We are in the city of Chiang Rai about 500 miles north of Bangkok and close to the borders of Laos and Burma. The city is a friendly melting pot of several cultures including Thai, Lana, Chinese, Lao and Burmese.
The province is known for its great natural beauty, trekking tours and the many hill tribe communities that are sprinkled throughout the region.

The local produce market is one of many successful projects sponsored by the Royal Family to transition the region’s opium growing to more nourishing agriculture. Hill tribes receive land and the space at the market for a promise not to cultivate opium.

The province of Chiang Rai is mostly rolling hills, jungle and community-based agriculture that is focused on coffee, tea, rice and vegetables.
When we arrived on Tuesday, we got oriented to the textiles and crafts of the region by visiting the Hill Tribe Museum where we met Ati, who uses traditional methods of spinning and weaving to make beautiful fabrics, shawls, blankets and bags. She is so loyal to her craft, she hand rolls the tassels on blankets and uses only natural dyes.
We have had a few mediocre meals in Thailand in our search for street food that works for both of us (ok, the truth is that any street food works for Mags including roasted crickets). But we found the perfect sea food barbecue at the night market, where we sat with local Thais for a performance of cross-dressers doing Judy Garland-type numbers. Some of the other tourists were at a restaurant on the other side of the food stalls listening to Thai covers of Peter, Paul and Mary, so we knew we were in the right place.

Great find at the night market — stuffed and grilled fish, barbequed prawns, fried rice and papaya salad. We washed it down with Thai beer.
Yesterday, we took an all-day tour with the NGO that operates the Hill Tribe Museum. The tour included stops at an Akha village where we saw a traditional dance and a demonstration of weaving and spinning, and walked through the tiny hillside community. We also saw an organic tea plantation, a temple (or “wat”) and visited an outdoor market in the hill town of Mae Salong.

Mae Salong’s betel nut retailer. For about 15 cents you can get a legal high. Betel nuts have addictive properties and are in other ways unhealthy.

On our tour, we visited an organic tea plantation in Chiang Rai hills, which is owned and operated by a community collective that supports environmental protection and fair labor practices.
Today, we signed up for a great cooking class that started with a tour of the local market. We enjoyed some amazing snacks, including donuts made with mung bean paste and rice flour, banana leaves stuffed with ginger, peanuts, coconut, chilis and dried shrimp, and cakes made without baking — it is too hot here!
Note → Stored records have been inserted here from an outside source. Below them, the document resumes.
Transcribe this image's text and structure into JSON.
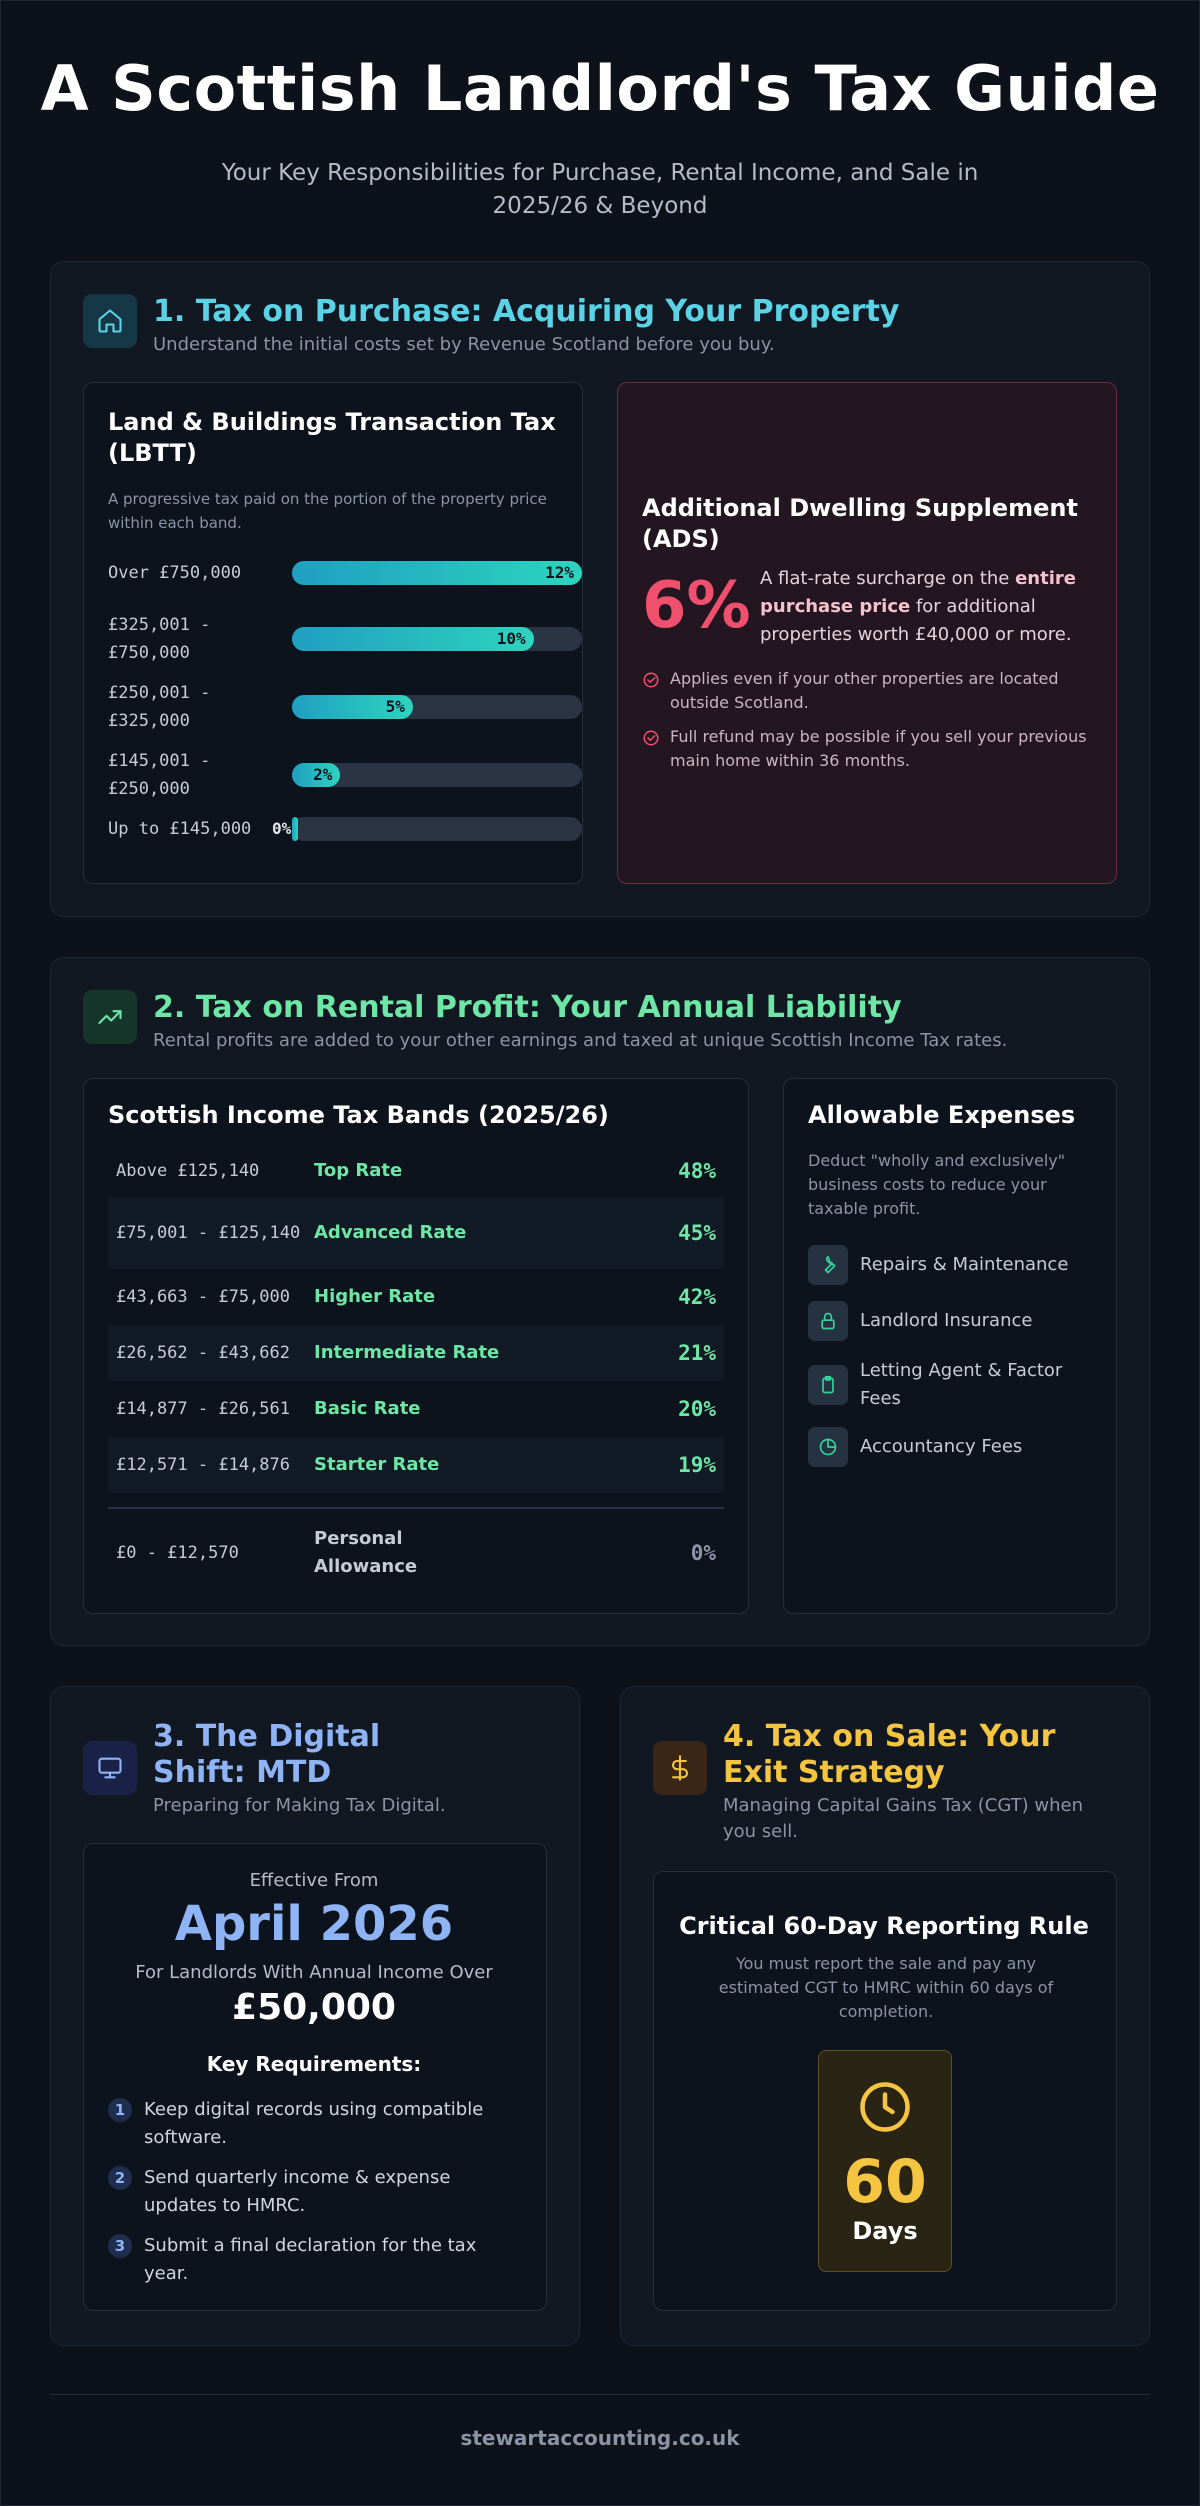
{
  "header": {
    "title": "A Scottish Landlord's Tax Guide",
    "subtitle": "Your Key Responsibilities for Purchase, Rental Income, and Sale in 2025/26 & Beyond"
  },
  "colors": {
    "purchase": "#5bd3e6",
    "rental": "#6ee7a6",
    "mtd": "#8fb4f5",
    "sale": "#f5c542",
    "ads": "#f0506e"
  },
  "purchase": {
    "icon": "home-icon",
    "title": "1. Tax on Purchase: Acquiring Your Property",
    "subtitle": "Understand the initial costs set by Revenue Scotland before you buy.",
    "lbtt": {
      "title": "Land & Buildings Transaction Tax (LBTT)",
      "description": "A progressive tax paid on the portion of the property price within each band.",
      "bands": [
        {
          "label": "Over £750,000",
          "pct": "12%",
          "value": 12
        },
        {
          "label": "£325,001 - £750,000",
          "pct": "10%",
          "value": 10
        },
        {
          "label": "£250,001 - £325,000",
          "pct": "5%",
          "value": 5
        },
        {
          "label": "£145,001 - £250,000",
          "pct": "2%",
          "value": 2
        },
        {
          "label": "Up to £145,000",
          "pct": "0%",
          "value": 0
        }
      ]
    },
    "ads": {
      "title": "Additional Dwelling Supplement (ADS)",
      "rate": "6%",
      "text_before": "A flat-rate surcharge on the ",
      "text_bold": "entire purchase price",
      "text_after": " for additional properties worth £40,000 or more.",
      "points": [
        "Applies even if your other properties are located outside Scotland.",
        "Full refund may be possible if you sell your previous main home within 36 months."
      ]
    }
  },
  "rental": {
    "icon": "trending-up-icon",
    "title": "2. Tax on Rental Profit: Your Annual Liability",
    "subtitle": "Rental profits are added to your other earnings and taxed at unique Scottish Income Tax rates.",
    "bands_title": "Scottish Income Tax Bands (2025/26)",
    "bands": [
      {
        "range": "Above £125,140",
        "name": "Top Rate",
        "rate": "48%"
      },
      {
        "range": "£75,001 - £125,140",
        "name": "Advanced Rate",
        "rate": "45%"
      },
      {
        "range": "£43,663 - £75,000",
        "name": "Higher Rate",
        "rate": "42%"
      },
      {
        "range": "£26,562 - £43,662",
        "name": "Intermediate Rate",
        "rate": "21%"
      },
      {
        "range": "£14,877 - £26,561",
        "name": "Basic Rate",
        "rate": "20%"
      },
      {
        "range": "£12,571 - £14,876",
        "name": "Starter Rate",
        "rate": "19%"
      },
      {
        "range": "£0 - £12,570",
        "name": "Personal Allowance",
        "rate": "0%"
      }
    ],
    "expenses": {
      "title": "Allowable Expenses",
      "description": "Deduct \"wholly and exclusively\" business costs to reduce your taxable profit.",
      "items": [
        {
          "icon": "wrench-icon",
          "label": "Repairs & Maintenance"
        },
        {
          "icon": "lock-icon",
          "label": "Landlord Insurance"
        },
        {
          "icon": "clipboard-icon",
          "label": "Letting Agent & Factor Fees"
        },
        {
          "icon": "pie-chart-icon",
          "label": "Accountancy Fees"
        }
      ]
    }
  },
  "mtd": {
    "icon": "monitor-icon",
    "title": "3. The Digital Shift: MTD",
    "subtitle": "Preparing for Making Tax Digital.",
    "effective_label": "Effective From",
    "effective_date": "April 2026",
    "threshold_label": "For Landlords With Annual Income Over",
    "threshold": "£50,000",
    "req_title": "Key Requirements:",
    "requirements": [
      {
        "num": "1",
        "text": "Keep digital records using compatible software."
      },
      {
        "num": "2",
        "text": "Send quarterly income & expense updates to HMRC."
      },
      {
        "num": "3",
        "text": "Submit a final declaration for the tax year."
      }
    ]
  },
  "sale": {
    "icon": "dollar-icon",
    "title": "4. Tax on Sale: Your Exit Strategy",
    "subtitle": "Managing Capital Gains Tax (CGT) when you sell.",
    "rule_title": "Critical 60-Day Reporting Rule",
    "rule_text": "You must report the sale and pay any estimated CGT to HMRC within 60 days of completion.",
    "days": "60",
    "days_label": "Days"
  },
  "footer": {
    "site": "stewartaccounting.co.uk"
  }
}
Mags found some really excellent curry pastes to take back to Spain (where they don’t sell curry paste) and we shopped with our hostess, Suwannee, for a four course meal.

Ta-da! My favorite of the dishes we made — pad krapow with prawns, chilis, green beans, elephant ear mushrooms and a long list of seasonings and spices. And pumpkin with coconut cream for dessert!
In addition to learning about Thai foods and cooking, I bought two frogs at the market who would have otherwise been enjoyed by the monks at a later date. We released them into Suwannee’s pond to live out their natural lives with a turtle and five other frog friends.

Still in a bag from the marketplace, they have no reason to believe they are about to taste freedom.
Happy Halloweenie to you! I enjoyed all the pictures in this post enormously, particularly the one with you and your frogs. It was a perfect Kimmie pic capturing your joy and respect for animals (alas, not plants.)
But, I have a favor to ask. Can you possibly steal Mags’ “hat” and burn it? It looks like she robbed it from Ray Bolger’s Scarecrow in the Wizard of Oz. She shouldn’t be allowed to wear such an icon until she acknowledges the superiority of NYC bagels.
This hat, which I like to call my ‘attitude’, has been envied by style mavens on five continents. Learning that smoked meat is yet *another* NYC disappointment must have sent you over the edge.
Kim, please Fedex me a grilled coconut cream asap! What fun adventures you are having. I love that you rescued the poor frogs. I once bought and released an armadillo that was headed for a stew.